Reichweite des Schadenersatzanspruchs bei schuldhaft unberechtigter Abmahnung

Fip

*** KT-HERO ***
Klar ist, dass eine unberechtigte Verwarnung aus einem Schutzrecht einen Schadenersatzanspruch auslösen kann. Wie weit reicht dieser?

Konkret: Können die Kosten einer Nichtigkeitsklage als Schaden vom Verwarner zu erstatten sein? Ich denke insbesondere an die Konstellation, dass das unberechtigt verwarnende und finanziell liquide deutsche Unternehmen nur Lizenznehmer des nordkoreanischen Parteifunktionärs (= Patentinhaber) ist, gegen den sich die nach erfolgreicher Nichtigkeitsklage zugunsten des Nichtigkeitsklägers ausgesprochene Kostenentscheidung wohl nie vollstrecken lassen wird.

Gibt es dazu Rechtsprechung?
 

Lysios

*** KT-HERO ***
Wichtig ist ja hier, dass die ungerechtfertigte Abmahnung tatsächlich schuldhaft erfolgt ist.

Rechtsprechung zu dieser speziellen Konstellation, wo Abmahner und Schutzrechtsinhaber auseinanderfallen, kenne ich aber auch nicht.

Aber wenn ein Schadensersatzanspruch besteht, dann muss jeder echte Schaden, der durch die ungerechtfertigte Verwarnung entstanden ist und der Abgemahnte sich dafür nicht selbst fehlerhaftes Verhalten anrechnen lassen muss, ersetzt werden.

Wenn also nachgewiesen werden kann, dass der Titel aus dem Kostenfestsetzungsverfahren nicht durchgesetzt werden kann, dann ist dieser mit vom Ersatzanspruch umfasst.

Eine Schwierigkeit sehe ich darin, dass bei der Abmahnung tatsächlich das ganze Patent betroffen ist, also der gesamte Titel (es also wirklich notwendig war, das ganze Patent zu vernichten, um sich zu verteidigen). Weiterhin dürfte es schwierig sein, die Nichtdurchsetzbarkeit glaubhaft zu machen. Wenn es aber gelingt, dann wird man im Gegenzug den Titel aber an den Abmahner abtreten müssen, um eine mögliche Bereicherung zu vermeiden, falls der Titel doch durchsetzbar wäre.
 

grond

*** KT-HERO ***
Durfte der Lizenznehmer denn überhaupt abmahnen? Hatte er eine Exklusivlizenz?

Außerdem stellt sich die Frage, ob eine Nichtigkeitsklage eine adäquat kausale Folge einer unberechtigten Abmahnung aus dem Schutzrecht ist. Da bin ich im Zweifel. Eine negative Feststellungsklage vielleicht schon, aber gleich ein Angriff auf das Schutzrecht?

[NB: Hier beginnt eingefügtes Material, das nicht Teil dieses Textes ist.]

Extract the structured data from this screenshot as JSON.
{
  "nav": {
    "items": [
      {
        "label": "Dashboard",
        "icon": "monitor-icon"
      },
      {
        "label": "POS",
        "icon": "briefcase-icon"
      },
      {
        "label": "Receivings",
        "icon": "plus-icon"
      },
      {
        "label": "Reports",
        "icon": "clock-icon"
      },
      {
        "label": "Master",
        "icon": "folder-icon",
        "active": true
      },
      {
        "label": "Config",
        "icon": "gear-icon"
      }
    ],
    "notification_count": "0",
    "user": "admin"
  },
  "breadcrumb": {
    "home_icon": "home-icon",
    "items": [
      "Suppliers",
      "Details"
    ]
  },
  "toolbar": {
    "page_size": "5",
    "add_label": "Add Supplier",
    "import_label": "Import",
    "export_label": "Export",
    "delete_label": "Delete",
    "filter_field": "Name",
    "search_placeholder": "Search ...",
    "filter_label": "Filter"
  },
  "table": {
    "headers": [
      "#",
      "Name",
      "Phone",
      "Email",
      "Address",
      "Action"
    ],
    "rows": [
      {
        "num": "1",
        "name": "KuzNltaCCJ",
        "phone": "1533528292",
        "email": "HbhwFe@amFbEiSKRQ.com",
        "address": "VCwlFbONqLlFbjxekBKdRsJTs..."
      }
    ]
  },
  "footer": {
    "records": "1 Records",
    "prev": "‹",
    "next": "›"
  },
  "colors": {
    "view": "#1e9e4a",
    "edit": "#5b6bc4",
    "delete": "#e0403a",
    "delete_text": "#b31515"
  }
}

Dann stellt sich noch die Frage, inwiefern der Lizenznehmer an die Bestandskraft des Schutzrechts glauben durfte. Normalerweise darf er auf die makellose Arbeit unserer Ämter vertrauen. Gab es etwas, was er hinsichtlich der Nichtigkeit wusste oder wissen musste? Hat der Nichtigkeitskläger ihm als Reaktion auf die unberechtigte Abmahnung den später bei der Nichtigkeitsklage verwendeten SdT vorgelegt?

Eine Überlegung wert wäre auch die Frage, ob die Nichtigkeitsklage mit dem Schadensminderungsgrundsatz konform wäre, demzufolge der Geschädigte gehalten ist, das Mittel der Schadensabwendung zu wählen, das bei gleicher Abwendungseignung den geringeren Schaden beim Rechtsverletzer verursacht.
 

Lysios

*** KT-HERO ***
Außerdem stellt sich die Frage, ob eine Nichtigkeitsklage eine adäquat kausale Folge einer unberechtigten Abmahnung aus dem Schutzrecht ist. Da bin ich im Zweifel. Eine negative Feststellungsklage vielleicht schon, aber gleich ein Angriff auf das Schutzrecht?

Wenn eine negative Feststellungsklage keine Aussicht auf Erfolg hätte, weil das Schutzrecht tatsächlich verletzt wird und keine Zweifel hinsichtlich der Berechtigung des Abmahners in Bezug auf das Patent bestehen, dann ist eine Nichtigkeitsklage doch eine zwingende Notwendigkeit weil das Verletzungsgericht i.d.R. an die Rechtsbeständigkeit gebunden ist. Dann gibt es doch keine andere Verteidigungsmöglichkeit? Die Frage ist dann für mich nur, ob man das Patent in seiner Gesamtheit angreifen muss, um sich zu verteidigen.
 

grond

*** KT-HERO ***
Wenn eine negative Feststellungsklage keine Aussicht auf Erfolg hätte, weil das Schutzrecht tatsächlich verletzt wird und keine Zweifel hinsichtlich der Berechtigung des Abmahners in Bezug auf das Patent bestehen, dann ist eine Nichtigkeitsklage doch eine zwingende Notwendigkeit weil das Verletzungsgericht i.d.R. an die Rechtsbeständigkeit gebunden ist. Dann gibt es doch keine andere Verteidigungsmöglichkeit?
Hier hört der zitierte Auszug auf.